Immigration reform is an economic issue and a political issue — but it is also a moral issue, one that calls for compassion in the face of so many deportations, and action so that our broken immigration system stops separating families. That’s why polls have found people of faith to be 2-1 in favor of immigration reform with a path to citizenship, and why faith groups have been such strong leaders in the fight for immigration reform. Just this week, religious leaders were among the two dozen or so advocates who were arrested outside the White House in an act of civil disobedience against President Obama’s deportation record.
Also this week, religious leaders of multiple faiths and denominations once again voiced their support for immigration reform, and called on Congress to take action on legislation that would stop the pain for families.
At Time, Jim Wallis, the president and founder of Sojourners, asked Congress to put people before politics:
We have arrived at a critical moment of significant moral importance. As I often remind legislators and pastors alike, the policy debate is over. It is just a matter of time before immigration reform is enacted. The only questions left to decide are how much more suffering we will tolerate as a country and how many more families we will tear apart because our leaders refuse to put people before politics.
Immigration reform can be the great exception to the dysfunction that has come to define Washington. This is the chance that conservatives need to show the nation they have not forgotten how to be compassionate.
Meanwhile, faith leaders asked Eric Cantor and the House GOP to move on immigration reform. From the Jewish Daily Forward:
a group of pro-immigration Jewish activists, including past donors to Cantor’s campaigns, tried to send the No. 2 Republican in the House a message that immigration reform, shelved by his own party, is a Jewish issue he ought to be taking on.

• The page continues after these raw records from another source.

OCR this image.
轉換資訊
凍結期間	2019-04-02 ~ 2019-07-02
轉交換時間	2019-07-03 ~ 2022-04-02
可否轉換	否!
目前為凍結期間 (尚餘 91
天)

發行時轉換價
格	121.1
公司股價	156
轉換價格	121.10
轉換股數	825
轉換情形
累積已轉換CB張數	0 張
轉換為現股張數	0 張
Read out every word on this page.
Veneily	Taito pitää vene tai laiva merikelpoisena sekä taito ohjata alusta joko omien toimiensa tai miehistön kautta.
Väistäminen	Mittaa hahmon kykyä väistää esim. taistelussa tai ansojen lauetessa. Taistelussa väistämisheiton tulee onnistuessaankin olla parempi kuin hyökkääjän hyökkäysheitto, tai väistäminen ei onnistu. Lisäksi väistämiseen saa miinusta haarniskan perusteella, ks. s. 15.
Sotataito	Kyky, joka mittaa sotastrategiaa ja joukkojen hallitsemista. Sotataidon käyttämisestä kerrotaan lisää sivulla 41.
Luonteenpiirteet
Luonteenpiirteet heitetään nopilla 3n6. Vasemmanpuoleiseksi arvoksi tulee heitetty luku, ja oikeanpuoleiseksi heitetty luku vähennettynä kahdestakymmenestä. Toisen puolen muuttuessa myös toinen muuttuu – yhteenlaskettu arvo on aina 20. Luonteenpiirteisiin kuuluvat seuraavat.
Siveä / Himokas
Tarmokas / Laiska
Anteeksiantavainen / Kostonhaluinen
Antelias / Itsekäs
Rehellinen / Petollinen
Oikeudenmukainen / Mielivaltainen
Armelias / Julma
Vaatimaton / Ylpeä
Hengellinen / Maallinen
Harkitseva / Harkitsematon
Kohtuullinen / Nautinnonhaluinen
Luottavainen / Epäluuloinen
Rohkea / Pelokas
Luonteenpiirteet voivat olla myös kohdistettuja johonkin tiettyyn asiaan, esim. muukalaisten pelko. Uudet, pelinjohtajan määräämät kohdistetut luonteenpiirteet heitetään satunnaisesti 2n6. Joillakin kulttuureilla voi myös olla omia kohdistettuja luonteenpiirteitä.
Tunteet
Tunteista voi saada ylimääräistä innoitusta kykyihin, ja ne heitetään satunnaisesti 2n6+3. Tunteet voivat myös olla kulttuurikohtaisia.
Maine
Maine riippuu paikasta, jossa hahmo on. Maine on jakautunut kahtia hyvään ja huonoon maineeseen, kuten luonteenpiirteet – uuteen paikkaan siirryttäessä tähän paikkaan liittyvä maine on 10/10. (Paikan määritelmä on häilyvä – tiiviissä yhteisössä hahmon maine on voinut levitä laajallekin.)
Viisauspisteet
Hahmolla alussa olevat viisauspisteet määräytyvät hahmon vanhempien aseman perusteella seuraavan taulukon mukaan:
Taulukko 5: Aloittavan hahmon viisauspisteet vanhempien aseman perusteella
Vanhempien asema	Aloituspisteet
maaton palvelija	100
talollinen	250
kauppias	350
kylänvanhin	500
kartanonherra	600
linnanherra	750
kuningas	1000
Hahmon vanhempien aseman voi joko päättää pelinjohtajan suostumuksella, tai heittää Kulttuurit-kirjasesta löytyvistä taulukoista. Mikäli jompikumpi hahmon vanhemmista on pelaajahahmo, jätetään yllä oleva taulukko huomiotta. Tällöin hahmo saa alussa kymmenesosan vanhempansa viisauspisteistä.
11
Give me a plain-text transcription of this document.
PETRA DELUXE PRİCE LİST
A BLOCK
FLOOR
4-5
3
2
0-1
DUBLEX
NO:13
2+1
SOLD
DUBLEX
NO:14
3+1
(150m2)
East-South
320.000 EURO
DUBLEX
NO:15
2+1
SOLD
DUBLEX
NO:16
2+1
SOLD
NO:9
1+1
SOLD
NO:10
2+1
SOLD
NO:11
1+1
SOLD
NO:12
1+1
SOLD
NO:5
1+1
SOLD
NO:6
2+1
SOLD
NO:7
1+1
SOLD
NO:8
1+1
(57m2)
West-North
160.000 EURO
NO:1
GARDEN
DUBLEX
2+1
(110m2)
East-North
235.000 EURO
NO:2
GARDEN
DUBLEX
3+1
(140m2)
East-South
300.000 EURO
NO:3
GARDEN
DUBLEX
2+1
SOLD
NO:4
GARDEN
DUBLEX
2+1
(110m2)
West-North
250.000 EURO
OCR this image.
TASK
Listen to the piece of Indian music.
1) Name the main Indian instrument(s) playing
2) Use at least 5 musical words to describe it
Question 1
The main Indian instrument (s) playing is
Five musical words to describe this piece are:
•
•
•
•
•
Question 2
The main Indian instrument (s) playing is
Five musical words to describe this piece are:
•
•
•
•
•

We encourage Speaker Boehner and the rest of the GOP leadership to continue with their previous push to pass immigration reform. We encourage Illinois Republican Congressmen Davis, Hultgren, Kinzinger, Roskam, Schock and Shimkus to publicly support their party’s Standards for Immigration Reform and call for a debate and vote on reform. We encourage our Democratic Representatives to work constructively with their Republican counterparts to advance this issue in a bipartisan manner. And we encourage religious leaders and people of faith to pray and advocate that our elected representatives will do what is best not for an individual political party, but for our country and all of the people that call it home. To our elected officials: You have the support of our faith communities and the majority of American voters to pass immigration reform. We are praying that you do not waste it.